Introduction: External ventricular drainage (EVD) is one of the most common neurosurgical procedures. Antibiotics- and silver-impregnated catheters were increasingly used to reduce ventriculostomy-related infections (VRI). The efficacy of these catheters in routine clinical setting and their impact on EVD-related complications is uncertain. The Hong Kong Neurosurgical Society performed a prospective, territory-wide, multi-center cohort study on EVD infection and complications after introduction of impregnated catheters in public neurosurgical centers.
Methods: Patients requiring EVD from January to December 2015 in seven public neurosurgical hospitals were recruited. Choice of catheters depended on treating surgeon’s discretion. Prospective collection of clinical and surgical data was performed with a standardized case report form. The primary outcome was ventriculostomy-related infections. Secondary outcomes were EVD complications including tract hemorrhage and blockage and risk factors for complications.

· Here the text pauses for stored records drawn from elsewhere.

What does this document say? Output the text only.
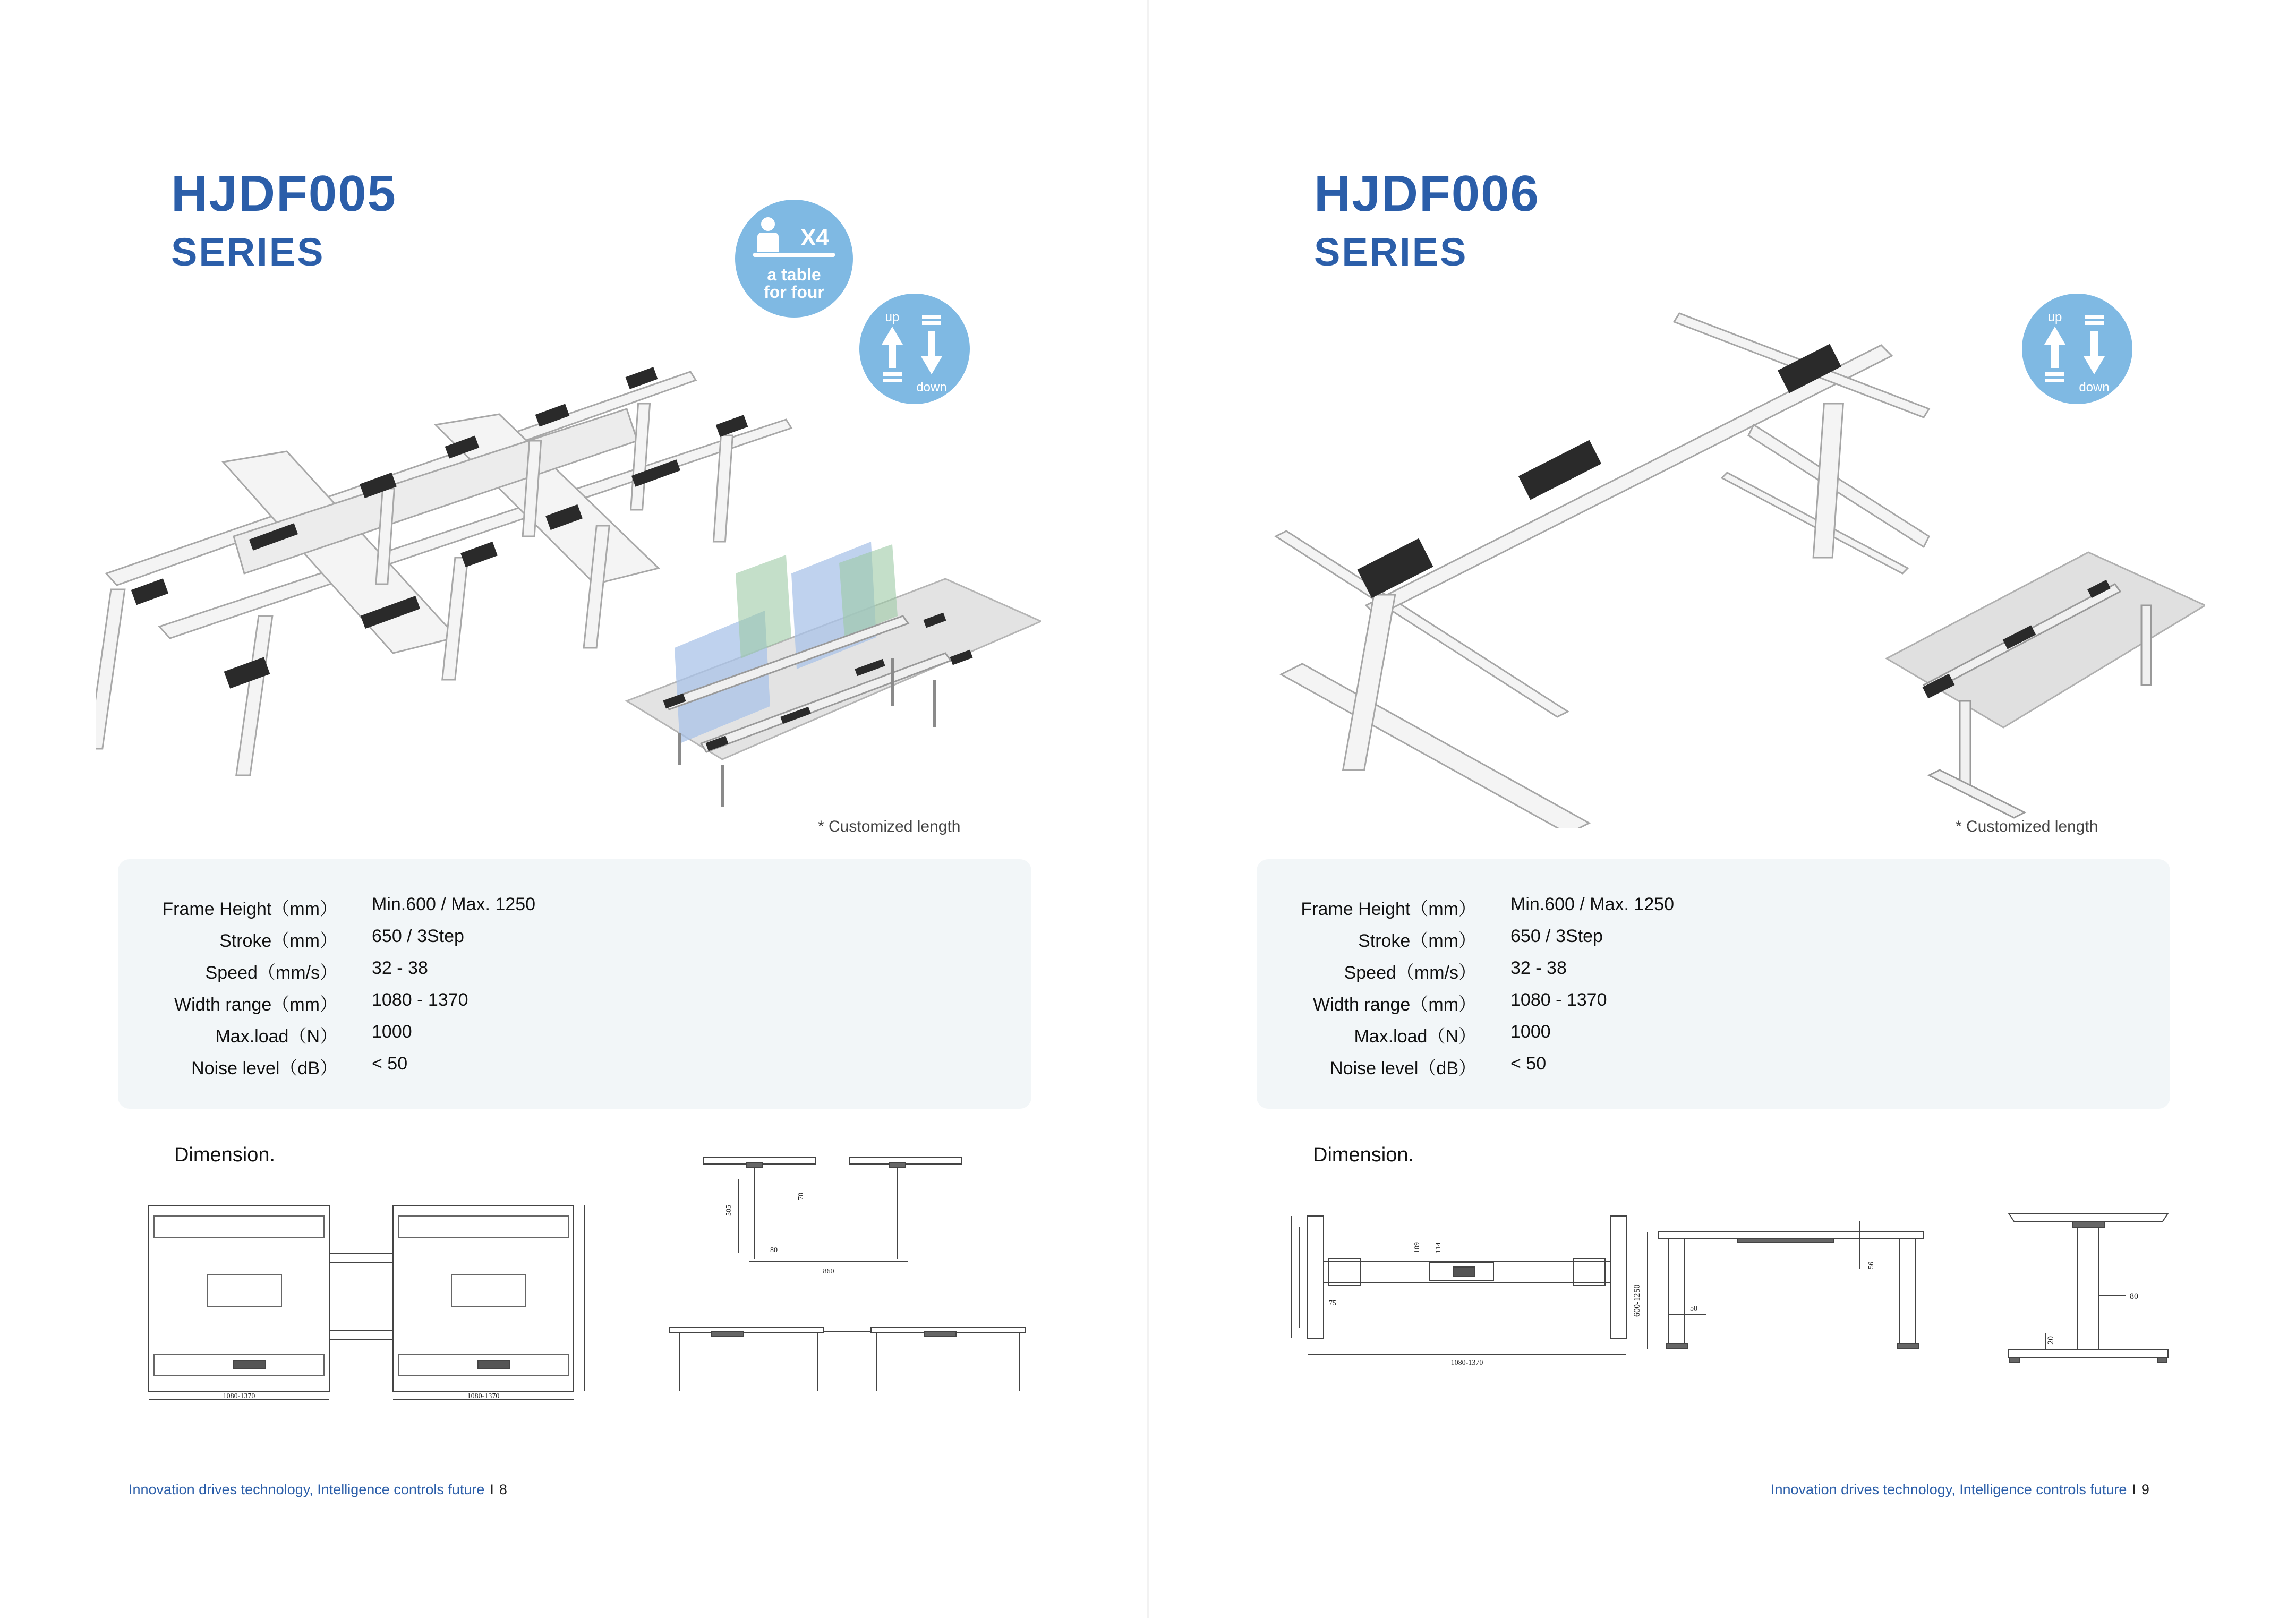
HJDF005
SERIES	X4
a table
for four
up
down
* Customized length
Frame Height（mm） Min.600 / Max. 1250
Stroke（mm） 650 / 3Step
Speed（mm/s） 32 - 38
Width range（mm） 1080 - 1370
Max.load（N） 1000
Noise level（dB） < 50
Dimension.
1080-1370	1080-1370
860
80
505
70
Innovation drives technology, Intelligence controls future I 8
HJDF006
SERIES
up
down
* Customized length
Frame Height（mm） Min.600 / Max. 1250
Stroke（mm） 650 / 3Step
Speed（mm/s） 32 - 38
Width range（mm） 1080 - 1370
Max.load（N） 1000
Noise level（dB） < 50
Dimension.
1080-1370
75
109 114
600-1250	50
56
80
20
Innovation drives technology, Intelligence controls future I 9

Results: 500 EVDs were included (260 impregnated and 240 conventional catheters). There was no significant difference in patient characteristics, except impregnated catheter group had a longer mean duration of drainage (9.6 days vs 7.6 days, p=.005), and less concurrent multiple EVDs (8.9% vs 16.9%, p=0.007).
Comparing the impregnated and conventional catheters cohort, there was no difference in ventriculostomy-related infection rate (1.5% vs 1.3%, p=0.78), and overall EVD-related complication rate (5.4% vs 5.7%, p=0.13). Infection in antibiotics-impregnated catheters were due to Methicillin-resistant Staphylococcus aureus while those in silver-impregnated and conventional catheters were due to non-resistant bacteria. Risk factor analysis did not yield significant patient or procedure factors causing VRI.
Conclusions: In one of the largest prospective EVD cohorts with use of impregnated catheters in routine clinical setting, the ventriculostomy-related infection rate was 1.4%. Our data suggested usage of antibiotics or silver-impregnated catheters, although safe, did not appear to further reduce infections when baseline infection rate was low.
Patient Care: This territory-wide multi-center prospective cohort study provide contemporary data on EVD-related infection and complications. It showed that use of impregnated catheters, although safe, did not further reduce infection rate in routine clinical setting in public neurosurgery centers.
Learning Objectives: 1. Ventriculostomy-related infection rate was low at 1.4% in this 500 EVDs cohort in seven public hospitals in Hong Kong.
2. Antibiotics-impregnated and silver-impregnated catheters while safe in routine clinical use, did not appear to further reduce infection rate.
3. Ventriculostomy-related infection in antibiotics-impregnated catheters are more likely due to resistant organisms such as Methicillin-resistant Staphylococcus aureus.